# filter placement



## Rhombo (Aug 26, 2003)

do you put your filters on the short end of your tank??? the back middle?? the back near a corner???

(i'm trying to get rid of some bubbles on my surface and am just trying anything to solve the problem)


----------



## Makoa84 (Aug 27, 2003)

i put mine in the back of my tank and i also put it my my heater so that the heated water can circulate


----------



## Winkyee (Feb 17, 2003)

I usually put mine on the rear left side of the tank so the pickup tube is in the corner out of view.
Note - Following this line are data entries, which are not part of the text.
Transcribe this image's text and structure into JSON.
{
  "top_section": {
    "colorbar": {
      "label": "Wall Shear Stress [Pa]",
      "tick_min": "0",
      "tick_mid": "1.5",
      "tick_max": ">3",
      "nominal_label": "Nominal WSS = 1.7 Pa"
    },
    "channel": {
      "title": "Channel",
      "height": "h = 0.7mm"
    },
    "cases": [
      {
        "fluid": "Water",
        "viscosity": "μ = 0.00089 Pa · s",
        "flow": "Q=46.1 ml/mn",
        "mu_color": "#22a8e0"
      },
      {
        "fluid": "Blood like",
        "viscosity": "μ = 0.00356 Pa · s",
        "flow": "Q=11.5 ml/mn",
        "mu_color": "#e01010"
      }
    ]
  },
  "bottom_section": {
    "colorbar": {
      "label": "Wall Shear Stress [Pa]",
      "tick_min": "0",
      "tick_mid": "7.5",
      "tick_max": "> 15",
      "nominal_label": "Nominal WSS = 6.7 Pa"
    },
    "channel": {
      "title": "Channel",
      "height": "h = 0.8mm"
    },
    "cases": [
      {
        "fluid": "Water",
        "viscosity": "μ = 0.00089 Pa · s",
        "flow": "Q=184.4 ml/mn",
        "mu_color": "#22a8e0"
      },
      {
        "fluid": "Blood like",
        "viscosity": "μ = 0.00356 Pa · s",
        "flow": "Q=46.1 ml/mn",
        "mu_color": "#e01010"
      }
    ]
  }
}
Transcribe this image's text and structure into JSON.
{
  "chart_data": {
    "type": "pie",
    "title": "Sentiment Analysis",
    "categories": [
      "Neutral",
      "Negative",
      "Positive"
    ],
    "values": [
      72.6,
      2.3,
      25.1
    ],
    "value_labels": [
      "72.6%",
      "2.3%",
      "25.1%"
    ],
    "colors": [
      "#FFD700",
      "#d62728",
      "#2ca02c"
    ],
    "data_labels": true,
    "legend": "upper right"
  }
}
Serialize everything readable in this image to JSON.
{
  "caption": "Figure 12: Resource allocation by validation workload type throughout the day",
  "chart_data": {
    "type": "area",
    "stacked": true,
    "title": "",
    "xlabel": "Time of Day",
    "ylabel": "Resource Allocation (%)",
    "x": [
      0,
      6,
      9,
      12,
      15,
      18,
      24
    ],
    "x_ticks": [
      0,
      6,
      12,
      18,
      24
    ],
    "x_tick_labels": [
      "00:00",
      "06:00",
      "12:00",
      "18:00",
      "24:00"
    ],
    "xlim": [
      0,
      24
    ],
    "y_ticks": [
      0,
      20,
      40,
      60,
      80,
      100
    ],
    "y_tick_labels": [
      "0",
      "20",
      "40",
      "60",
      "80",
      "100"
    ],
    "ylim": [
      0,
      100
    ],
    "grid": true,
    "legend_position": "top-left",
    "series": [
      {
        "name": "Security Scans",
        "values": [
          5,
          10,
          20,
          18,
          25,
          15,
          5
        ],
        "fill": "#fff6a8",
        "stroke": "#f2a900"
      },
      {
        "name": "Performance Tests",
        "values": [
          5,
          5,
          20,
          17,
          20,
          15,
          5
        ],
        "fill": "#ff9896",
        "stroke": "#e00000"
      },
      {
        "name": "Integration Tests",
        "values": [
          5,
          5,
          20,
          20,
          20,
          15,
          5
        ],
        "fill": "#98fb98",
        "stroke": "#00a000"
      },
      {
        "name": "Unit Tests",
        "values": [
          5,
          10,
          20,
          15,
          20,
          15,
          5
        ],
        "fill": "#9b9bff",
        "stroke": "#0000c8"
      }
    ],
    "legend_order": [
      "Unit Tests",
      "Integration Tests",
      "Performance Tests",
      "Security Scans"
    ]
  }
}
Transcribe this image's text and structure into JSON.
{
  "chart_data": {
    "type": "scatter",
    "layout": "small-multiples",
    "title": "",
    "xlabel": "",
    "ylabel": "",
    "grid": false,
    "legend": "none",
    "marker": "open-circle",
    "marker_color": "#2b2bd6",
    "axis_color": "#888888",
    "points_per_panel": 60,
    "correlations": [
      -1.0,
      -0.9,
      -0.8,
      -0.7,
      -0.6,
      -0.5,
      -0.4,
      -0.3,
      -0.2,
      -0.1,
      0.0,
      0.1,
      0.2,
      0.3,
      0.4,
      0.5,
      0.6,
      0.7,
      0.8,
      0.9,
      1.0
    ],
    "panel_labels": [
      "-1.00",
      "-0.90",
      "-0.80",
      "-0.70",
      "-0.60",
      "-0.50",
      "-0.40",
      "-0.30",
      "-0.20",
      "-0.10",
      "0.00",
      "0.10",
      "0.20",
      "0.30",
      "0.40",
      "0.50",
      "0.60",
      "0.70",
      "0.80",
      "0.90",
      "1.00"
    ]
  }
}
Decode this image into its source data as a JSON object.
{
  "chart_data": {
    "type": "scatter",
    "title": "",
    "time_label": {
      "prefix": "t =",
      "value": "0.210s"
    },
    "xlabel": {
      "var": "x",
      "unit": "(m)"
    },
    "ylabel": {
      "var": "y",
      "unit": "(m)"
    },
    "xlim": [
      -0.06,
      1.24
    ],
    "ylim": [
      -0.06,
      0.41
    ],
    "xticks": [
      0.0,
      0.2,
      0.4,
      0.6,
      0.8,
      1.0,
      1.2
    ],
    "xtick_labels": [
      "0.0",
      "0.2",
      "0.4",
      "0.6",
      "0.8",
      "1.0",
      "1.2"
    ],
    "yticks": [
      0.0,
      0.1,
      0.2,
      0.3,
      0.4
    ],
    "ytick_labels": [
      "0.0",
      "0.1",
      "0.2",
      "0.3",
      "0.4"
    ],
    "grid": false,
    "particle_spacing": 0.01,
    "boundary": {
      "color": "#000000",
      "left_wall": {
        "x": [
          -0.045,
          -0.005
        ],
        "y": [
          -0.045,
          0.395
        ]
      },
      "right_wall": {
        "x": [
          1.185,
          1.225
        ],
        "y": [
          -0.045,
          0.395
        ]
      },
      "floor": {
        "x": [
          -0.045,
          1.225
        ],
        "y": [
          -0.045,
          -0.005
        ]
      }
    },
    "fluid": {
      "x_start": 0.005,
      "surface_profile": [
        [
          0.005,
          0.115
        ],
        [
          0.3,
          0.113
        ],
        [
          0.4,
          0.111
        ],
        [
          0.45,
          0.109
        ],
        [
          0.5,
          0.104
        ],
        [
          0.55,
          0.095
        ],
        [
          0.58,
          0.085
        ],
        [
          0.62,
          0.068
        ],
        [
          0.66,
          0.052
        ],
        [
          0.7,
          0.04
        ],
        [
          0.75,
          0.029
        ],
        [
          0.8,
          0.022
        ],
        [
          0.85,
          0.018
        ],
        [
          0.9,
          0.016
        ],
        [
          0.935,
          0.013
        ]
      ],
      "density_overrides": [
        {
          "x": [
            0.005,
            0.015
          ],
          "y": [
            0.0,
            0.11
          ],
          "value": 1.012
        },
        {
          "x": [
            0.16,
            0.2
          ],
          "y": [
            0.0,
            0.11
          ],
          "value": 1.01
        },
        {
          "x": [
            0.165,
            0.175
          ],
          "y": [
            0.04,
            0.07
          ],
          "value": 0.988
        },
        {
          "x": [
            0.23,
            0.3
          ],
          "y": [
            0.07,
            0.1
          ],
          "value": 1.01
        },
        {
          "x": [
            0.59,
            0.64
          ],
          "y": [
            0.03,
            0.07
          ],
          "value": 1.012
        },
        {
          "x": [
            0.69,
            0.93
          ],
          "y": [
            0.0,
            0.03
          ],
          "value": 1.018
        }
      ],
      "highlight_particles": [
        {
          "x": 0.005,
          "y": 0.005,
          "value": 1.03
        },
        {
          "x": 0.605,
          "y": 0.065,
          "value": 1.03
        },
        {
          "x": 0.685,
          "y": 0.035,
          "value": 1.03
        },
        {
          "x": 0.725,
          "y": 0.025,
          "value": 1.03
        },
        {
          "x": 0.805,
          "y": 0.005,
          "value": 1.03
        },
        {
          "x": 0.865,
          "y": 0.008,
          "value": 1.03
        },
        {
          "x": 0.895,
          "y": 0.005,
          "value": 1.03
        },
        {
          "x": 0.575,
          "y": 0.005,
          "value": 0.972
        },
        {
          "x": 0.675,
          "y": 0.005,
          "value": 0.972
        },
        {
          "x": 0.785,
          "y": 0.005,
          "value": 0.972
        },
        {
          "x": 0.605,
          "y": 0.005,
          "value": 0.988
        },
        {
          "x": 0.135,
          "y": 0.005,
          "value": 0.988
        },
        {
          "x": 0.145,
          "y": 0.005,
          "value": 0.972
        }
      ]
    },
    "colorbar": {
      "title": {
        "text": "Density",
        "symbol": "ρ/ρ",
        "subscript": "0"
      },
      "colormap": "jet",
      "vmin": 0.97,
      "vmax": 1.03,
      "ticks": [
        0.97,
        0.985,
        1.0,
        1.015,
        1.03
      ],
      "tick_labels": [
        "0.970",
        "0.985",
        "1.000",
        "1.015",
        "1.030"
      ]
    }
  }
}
It helps with circulation in the tank too.
pete


----------



## JeFFLo (Aug 29, 2003)

MINE IS IN THE MIDDLE ... MY HEATER IS PLACED HORIZONTALLY RIGHT UNDER THE WATER OUTPUT SO THE HEAT COULD CIRCULATE...AND ON THE LEFT SIDE IS THE AIR BUBBLER


----------



## sweet lu (Oct 3, 2003)

i was thinking of putting mine on the short side so i have 2 long sides to veiw them from and the you also hve the 1 short side to veiw them. i have my powerhead under neith the place where the water come out of the filter and the heater next to the pick up tube to the filter to keep the water circlating warm. But thats just my prefrence.


----------



## JeFFLo (Aug 29, 2003)

if you put it on the short side your hood wont close


----------